Hello, I had a question for physics, and I tried it out, however, I got the wrong answer.
The Question:If a rock takes 0.750s to hit the ground after being thrown down from a height of 4.80m, determine the rock's initial velocity.
My Work : The formula- d=vi*t+1/2*a*t^2
The isolated formula-(2*d)/(t*a)=vi
So it would be (2*4.80m)/(0.750s*9.81m/s^2)=vi
1.30m/s=vi
The correct answer is 2.72m/s[down]/
Could you please show me where I went wrong? Thank you!
height = 1/2 g t^2 + Vo t + Ho
0 = -4.90 * .750^2 + Vo * .750 + 4.80
Hello! It seems like there was a mistake in your calculations. Your approach is correct, but there was an error in the equation you used to isolate the initial velocity.
Let's go through the problem step by step:
1. Start with the equation of motion: d = vi * t + (1/2) * a * t^2
2. Identify the values given in the problem:
- Initial height (d) = 4.80 m
- Time (t) = 0.750 s
- Acceleration due to gravity (a) = -9.81 m/s^2 (negative sign because it is downward)

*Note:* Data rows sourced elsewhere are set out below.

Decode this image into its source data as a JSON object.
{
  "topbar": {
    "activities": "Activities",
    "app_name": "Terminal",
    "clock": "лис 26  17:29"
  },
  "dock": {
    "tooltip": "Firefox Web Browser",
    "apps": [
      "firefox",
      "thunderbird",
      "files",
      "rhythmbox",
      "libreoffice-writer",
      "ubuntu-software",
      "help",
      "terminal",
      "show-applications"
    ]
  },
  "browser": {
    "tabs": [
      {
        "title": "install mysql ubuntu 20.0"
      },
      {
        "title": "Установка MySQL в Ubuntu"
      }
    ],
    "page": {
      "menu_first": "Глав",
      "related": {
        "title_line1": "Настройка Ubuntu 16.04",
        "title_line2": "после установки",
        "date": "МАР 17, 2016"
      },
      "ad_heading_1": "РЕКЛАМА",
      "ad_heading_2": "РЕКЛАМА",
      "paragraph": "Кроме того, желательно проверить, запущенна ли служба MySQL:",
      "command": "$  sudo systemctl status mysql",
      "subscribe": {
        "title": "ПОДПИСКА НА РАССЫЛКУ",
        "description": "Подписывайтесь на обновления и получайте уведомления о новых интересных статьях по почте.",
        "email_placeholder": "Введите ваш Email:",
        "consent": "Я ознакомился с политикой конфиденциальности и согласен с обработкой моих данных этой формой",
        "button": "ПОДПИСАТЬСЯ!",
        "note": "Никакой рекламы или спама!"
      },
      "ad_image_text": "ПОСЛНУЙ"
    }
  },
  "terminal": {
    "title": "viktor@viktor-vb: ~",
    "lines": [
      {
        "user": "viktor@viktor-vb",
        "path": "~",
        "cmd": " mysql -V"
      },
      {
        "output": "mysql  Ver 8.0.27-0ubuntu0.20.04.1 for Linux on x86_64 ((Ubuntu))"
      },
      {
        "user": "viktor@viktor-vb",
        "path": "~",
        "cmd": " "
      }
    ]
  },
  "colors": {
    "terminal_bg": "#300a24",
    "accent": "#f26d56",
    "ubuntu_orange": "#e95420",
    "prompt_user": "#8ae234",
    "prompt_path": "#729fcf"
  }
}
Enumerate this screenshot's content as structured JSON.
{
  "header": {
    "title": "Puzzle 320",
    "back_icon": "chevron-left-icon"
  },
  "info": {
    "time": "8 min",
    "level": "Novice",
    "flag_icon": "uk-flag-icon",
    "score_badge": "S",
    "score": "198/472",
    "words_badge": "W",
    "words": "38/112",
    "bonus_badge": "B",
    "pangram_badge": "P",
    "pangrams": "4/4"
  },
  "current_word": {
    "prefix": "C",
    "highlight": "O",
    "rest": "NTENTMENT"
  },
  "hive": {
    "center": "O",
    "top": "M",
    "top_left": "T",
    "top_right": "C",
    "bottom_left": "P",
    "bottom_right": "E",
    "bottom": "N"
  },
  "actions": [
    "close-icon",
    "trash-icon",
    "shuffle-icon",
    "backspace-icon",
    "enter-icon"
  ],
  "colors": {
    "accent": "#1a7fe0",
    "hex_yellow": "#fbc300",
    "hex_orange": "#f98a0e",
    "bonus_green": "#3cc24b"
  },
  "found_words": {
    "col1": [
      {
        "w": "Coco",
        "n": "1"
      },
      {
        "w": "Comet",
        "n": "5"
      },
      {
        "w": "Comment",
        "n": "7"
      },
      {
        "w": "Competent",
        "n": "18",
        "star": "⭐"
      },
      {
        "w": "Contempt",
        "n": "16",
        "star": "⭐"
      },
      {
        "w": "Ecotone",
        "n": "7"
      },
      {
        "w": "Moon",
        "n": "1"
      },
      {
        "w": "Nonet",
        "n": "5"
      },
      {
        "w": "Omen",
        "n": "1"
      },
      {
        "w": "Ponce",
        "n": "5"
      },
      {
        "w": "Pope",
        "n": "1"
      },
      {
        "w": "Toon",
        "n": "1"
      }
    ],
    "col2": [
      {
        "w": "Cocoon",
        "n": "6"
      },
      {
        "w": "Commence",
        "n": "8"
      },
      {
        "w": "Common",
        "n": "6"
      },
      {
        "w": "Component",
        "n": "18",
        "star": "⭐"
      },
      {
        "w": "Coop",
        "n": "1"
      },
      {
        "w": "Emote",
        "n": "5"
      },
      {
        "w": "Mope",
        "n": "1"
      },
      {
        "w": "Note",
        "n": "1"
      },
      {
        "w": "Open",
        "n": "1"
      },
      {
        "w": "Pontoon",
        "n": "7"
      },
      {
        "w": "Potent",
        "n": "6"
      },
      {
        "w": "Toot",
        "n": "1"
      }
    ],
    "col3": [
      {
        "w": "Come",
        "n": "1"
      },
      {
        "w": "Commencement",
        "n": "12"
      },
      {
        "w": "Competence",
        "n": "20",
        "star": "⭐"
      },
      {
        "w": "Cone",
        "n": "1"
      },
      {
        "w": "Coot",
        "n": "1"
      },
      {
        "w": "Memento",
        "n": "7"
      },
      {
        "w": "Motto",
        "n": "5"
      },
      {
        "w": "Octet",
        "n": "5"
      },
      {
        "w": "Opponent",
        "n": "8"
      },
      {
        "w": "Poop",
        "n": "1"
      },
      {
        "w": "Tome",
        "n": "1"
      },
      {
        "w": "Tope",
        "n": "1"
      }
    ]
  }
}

3. Rearrange the equation to solve for the initial velocity (vi):
d - (1/2) * a * t^2 = vi * t
vi = (d - (1/2) * a * t^2) / t
4. Substitute the values into the equation:
vi = (4.80 m - (0.5 * (-9.81 m/s^2) * (0.750 s)^2)) / 0.750 s
5. Simplify the equation:
vi = (4.80 m + 0.5 * 9.81 m/s^2 * (0.750 s)^2) / 0.750 s
vi = (4.80 m + 0.5 * 9.81 m/s^2 * 0.5625 s^2) / 0.750 s
vi = (4.80 m + 2.69921875 m) / 0.750 s
vi = 7.49921875 m / 0.750 s
vi ≈ 9.99895833 m/s
It seems like you missed the negative sign for acceleration and made a calculation mistake while adding the terms. The correct answer for the initial velocity is approximately 9.999 m/s (upward).
I hope this helps! Let me know if you have any further questions.